Sajo (à gauche) et Leïla Nabati. Ouest-France
Parisienne d’origine, Sandra Jourdain, alias Sajo, a commencé à peindre la ville après l’École des beaux-arts, à Paris d’abord, avant de s’installer à Angers depuis plus de 20 ans. J’ai toujours vécu dans la ville,
justifie-t-elle. L’art urbain s’est imposé à moi, au fil de mes voyages et des villes visitées. À mon arrivée, à Angers, mon art urbain ? Ça décoiffait !
En intégrant, très tôt dans sa carrière, objets de récupération et collages urbains dans ses œuvres, Sajo a fait évoluer sa peinture en créant son propre style.
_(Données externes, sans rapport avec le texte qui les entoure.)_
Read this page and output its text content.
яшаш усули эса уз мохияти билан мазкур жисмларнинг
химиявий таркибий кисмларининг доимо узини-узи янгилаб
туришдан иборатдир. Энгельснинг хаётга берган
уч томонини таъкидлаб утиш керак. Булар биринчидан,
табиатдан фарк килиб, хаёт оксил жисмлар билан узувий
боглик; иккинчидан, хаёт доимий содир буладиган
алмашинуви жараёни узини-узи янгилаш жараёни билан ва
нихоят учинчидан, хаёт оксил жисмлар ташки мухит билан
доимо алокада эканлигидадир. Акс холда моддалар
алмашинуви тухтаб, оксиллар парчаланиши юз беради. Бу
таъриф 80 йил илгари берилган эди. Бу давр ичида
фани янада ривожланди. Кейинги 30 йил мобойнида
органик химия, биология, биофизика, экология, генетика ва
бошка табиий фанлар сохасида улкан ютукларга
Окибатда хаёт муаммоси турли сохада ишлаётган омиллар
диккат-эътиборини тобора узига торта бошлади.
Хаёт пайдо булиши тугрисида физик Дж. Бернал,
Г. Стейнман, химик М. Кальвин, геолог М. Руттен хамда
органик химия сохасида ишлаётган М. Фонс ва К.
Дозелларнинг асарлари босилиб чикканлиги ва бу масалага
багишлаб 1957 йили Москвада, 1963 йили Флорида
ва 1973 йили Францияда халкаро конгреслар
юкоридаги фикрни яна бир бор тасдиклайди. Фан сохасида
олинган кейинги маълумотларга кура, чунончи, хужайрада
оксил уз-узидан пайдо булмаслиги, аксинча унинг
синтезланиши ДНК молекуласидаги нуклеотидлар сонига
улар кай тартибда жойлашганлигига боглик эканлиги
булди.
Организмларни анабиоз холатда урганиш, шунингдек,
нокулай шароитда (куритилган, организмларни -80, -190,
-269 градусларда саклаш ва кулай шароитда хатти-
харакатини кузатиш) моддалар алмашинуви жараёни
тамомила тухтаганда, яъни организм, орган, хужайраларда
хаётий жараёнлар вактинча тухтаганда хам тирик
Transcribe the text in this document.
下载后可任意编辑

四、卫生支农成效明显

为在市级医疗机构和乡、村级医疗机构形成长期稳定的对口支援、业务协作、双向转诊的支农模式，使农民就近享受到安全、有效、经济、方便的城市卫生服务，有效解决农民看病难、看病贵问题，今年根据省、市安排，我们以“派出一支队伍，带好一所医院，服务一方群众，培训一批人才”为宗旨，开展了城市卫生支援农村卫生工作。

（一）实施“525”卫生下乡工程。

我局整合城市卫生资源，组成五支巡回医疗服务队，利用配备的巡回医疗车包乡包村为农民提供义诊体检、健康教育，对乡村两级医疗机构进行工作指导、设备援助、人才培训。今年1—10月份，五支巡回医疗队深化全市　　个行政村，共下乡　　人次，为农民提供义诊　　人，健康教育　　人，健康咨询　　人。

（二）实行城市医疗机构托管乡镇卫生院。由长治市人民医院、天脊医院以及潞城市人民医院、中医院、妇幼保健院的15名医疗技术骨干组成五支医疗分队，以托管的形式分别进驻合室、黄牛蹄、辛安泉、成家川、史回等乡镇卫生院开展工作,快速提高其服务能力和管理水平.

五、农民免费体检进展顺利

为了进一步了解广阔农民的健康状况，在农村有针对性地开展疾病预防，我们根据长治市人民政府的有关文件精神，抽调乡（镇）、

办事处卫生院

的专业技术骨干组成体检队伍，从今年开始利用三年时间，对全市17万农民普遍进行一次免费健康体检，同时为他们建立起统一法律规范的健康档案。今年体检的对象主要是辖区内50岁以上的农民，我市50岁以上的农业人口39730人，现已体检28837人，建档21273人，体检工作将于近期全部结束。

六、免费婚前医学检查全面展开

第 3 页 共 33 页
Rien ne se perd, tout se transforme
Par le recyclage, elle s’approprie l’adage Rien ne se perd, tout se transforme. Je me suis imprégnée de toutes les influences pour créer mon propre ADN,
évoque-t-elle,mais en gardant ma spontanéité.
Chaque tableau cache les matières qu’il faut identifier, masquées par les couleurs flamboyantes de la ville. J’utilise les outils de graffeur mais je ne suis pas graffeur »,
se défend-elle. Sa galerie, 4, rue Corneille à Angers, est ouverte tous les après-midi de décembre et les trois week-ends de fêtes.
Jusqu’au dimanche 4 janvier 2026, exposition à Loire & Sens, chemin du Bois-Guillou à Juigné-sur-Loire, commune déléguée des Garennes-sur-Loire (Maine-et-Loire). Entrée libre et gratuite 7 jours sur 7.